The researchers tested machine learning (ML) object detection models to see how well they could see people with different skin tones. Their results revealed models were nearly 5 percent less likely to detect darker-skinned pedestrians.
This predictive imbalance remained regardless of how researchers accounted for variables in the training data set, such as time of day, partially blocked views of pedestrians, and pixel size of the person.
“Companies don’t want the public to know about any issues of inaccuracy, so consumers need to learn to ask a lot of questions,” said Jamie Morgenstern, School of Computer Science (SCS) assistant professor and the study’s lead author.

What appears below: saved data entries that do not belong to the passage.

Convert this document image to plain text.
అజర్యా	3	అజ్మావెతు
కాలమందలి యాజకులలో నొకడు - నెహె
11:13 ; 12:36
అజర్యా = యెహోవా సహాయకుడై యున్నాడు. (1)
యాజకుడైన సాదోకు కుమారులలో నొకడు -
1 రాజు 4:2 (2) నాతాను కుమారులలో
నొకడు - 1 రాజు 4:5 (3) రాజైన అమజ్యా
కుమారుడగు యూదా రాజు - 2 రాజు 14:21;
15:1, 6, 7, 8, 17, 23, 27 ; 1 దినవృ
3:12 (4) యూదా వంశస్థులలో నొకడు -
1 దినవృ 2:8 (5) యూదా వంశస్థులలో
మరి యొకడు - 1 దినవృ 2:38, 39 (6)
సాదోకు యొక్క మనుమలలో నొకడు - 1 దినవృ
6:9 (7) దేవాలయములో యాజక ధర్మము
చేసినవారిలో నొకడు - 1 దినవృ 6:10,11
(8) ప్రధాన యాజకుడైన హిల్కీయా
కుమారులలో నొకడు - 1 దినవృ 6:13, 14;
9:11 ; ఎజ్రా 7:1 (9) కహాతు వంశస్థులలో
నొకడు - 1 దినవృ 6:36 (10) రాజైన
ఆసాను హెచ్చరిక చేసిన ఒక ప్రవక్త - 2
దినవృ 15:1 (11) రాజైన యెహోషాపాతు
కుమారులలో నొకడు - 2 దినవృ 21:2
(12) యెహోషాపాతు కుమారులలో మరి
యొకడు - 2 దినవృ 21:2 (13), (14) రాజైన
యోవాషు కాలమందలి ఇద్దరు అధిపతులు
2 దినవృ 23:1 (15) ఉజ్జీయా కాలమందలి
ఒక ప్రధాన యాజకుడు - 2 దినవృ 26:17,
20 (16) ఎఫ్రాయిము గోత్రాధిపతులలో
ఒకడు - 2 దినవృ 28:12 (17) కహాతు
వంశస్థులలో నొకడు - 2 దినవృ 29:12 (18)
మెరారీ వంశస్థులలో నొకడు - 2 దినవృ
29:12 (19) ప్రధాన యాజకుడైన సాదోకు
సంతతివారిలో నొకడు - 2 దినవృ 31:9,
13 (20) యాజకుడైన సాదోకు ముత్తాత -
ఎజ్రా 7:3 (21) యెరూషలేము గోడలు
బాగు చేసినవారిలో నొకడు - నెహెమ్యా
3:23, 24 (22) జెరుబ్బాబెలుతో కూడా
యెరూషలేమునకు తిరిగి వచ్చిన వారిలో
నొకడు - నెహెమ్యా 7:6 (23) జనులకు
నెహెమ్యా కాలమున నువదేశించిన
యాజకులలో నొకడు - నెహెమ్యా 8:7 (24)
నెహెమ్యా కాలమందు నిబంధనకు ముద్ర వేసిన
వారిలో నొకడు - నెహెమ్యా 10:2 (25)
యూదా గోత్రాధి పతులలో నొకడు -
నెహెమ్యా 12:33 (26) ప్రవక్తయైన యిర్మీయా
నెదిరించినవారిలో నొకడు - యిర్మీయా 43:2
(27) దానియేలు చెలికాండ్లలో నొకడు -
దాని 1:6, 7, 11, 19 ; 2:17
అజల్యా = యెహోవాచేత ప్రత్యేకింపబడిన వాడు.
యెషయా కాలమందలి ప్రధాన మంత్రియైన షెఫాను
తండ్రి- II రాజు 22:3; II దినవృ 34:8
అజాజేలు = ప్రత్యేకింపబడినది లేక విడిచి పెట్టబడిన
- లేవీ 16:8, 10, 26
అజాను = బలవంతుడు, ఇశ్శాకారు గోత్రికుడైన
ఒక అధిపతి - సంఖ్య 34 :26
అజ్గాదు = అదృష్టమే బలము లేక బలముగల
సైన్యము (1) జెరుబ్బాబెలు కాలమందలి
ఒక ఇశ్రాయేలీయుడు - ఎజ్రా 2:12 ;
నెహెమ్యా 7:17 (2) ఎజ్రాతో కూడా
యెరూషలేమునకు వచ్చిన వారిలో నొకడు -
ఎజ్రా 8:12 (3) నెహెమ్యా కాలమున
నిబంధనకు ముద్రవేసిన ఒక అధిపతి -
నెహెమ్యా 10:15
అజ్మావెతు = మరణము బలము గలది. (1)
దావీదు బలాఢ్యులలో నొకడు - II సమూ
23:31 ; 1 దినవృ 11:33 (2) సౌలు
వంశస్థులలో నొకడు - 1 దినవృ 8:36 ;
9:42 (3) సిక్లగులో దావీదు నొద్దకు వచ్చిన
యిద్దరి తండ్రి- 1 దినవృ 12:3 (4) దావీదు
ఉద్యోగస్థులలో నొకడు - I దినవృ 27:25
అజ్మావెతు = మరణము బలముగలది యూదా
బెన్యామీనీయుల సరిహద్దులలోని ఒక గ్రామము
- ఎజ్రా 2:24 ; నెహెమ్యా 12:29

The prediction system is only one possible source of the inequity. The training data is another. The researchers used one of the most comprehensive publicly available self-driving car training datasets and wanted to determine if it represented all skin tones evenly. They classified the images using Fitzpatrick skin typing, a scale to predict UV sensitivity, and found the dataset has roughly 3.5 times as many examples of people with lighter skin.
This discrepancy might introduce problems because of the ML method known as loss function, which determines how well an algorithm models a dataset. A model learns by measuring loss function between predicted values and actual values. The goal is to get as small of a loss function output as possible, indicating the model fits the data well. This approach is more accurate with larger subsets in the data, but can minimize the value of smaller groups. In effect, this 3.5 difference made the results even more accurate for lighter-skinned pedestrians.

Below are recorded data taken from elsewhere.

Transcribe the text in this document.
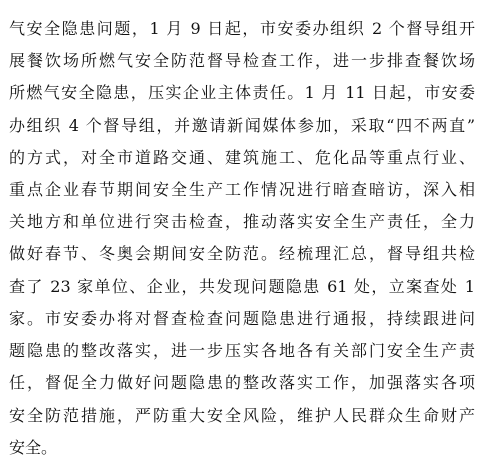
气安全隐患问题，1 月 9 日起，市安委办组织 2 个督导组开
展餐饮场所燃气安全防范督导检查工作，进一步排查餐饮场
所燃气安全隐患，压实企业主体责任。1 月 11 日起，市安委
办组织 4 个督导组，并邀请新闻媒体参加，采取“四不两直”
的方式，对全市道路交通、建筑施工、危化品等重点行业、
重点企业春节期间安全生产工作情况进行暗查暗访，深入相
关地方和单位进行突击检查，推动落实安全生产责任，全力
做好春节、冬奥会期间安全防范。经梳理汇总，督导组共检
查了 23 家单位、企业，共发现问题隐患 61 处，立案查处 1
家。市安委办将对督查检查问题隐患进行通报，持续跟进问
题隐患的整改落实，进一步压实各地各有关部门安全生产责
任，督促全力做好问题隐患的整改落实工作，加强落实各项
安全防范措施，严防重大安全风险，维护人民群众生命财产
安全。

Despite the bias, Morgenstern remains optimistic. The team was able to correct for the inequity by reweighing the model to better analyze smaller groups.
The findings, published earlier this month, have attracted media coverage and some criticism. Much of this stems from the fact that Morgenstern and her fellow researchers – School of Interactive Computing Assistant Professor Judy Hoffman and machine learning Ph.D. student Benjamin Wilson — were not able to investigate ML models and training data actually used by the self-driving car industry because they are not publicly available.
A bigger problem
This is not the first study of ML systems having varying predictive accuracy on different demographics. Other researchers have found examples in the financial sector. Yet in many of these scenarios, developers won’t take responsibility, according to Morgenstern.
“Developers blame any biased outcomes of their system on biased historical trends, such as the fact that more loans were applied for and issued in whiter neighborhoods, or biased training data,” she said. “For example, if the training labels used for creditworthiness instead reflect only the decisions of lenders who are now known to have had higher predictive accuracy on white applicants.”
With self-driving cars, however, a system developer would have a harder time blaming object detection system bias on historical trends or behavior of certain demographic groups. This was what appealed to Morgenstern about this research.
“There is no capacity for arguing that historical behavior of some group should affect the trade-offs made by self-driving cars,” Morgenstern said. “No one deserves to be hit by a car.”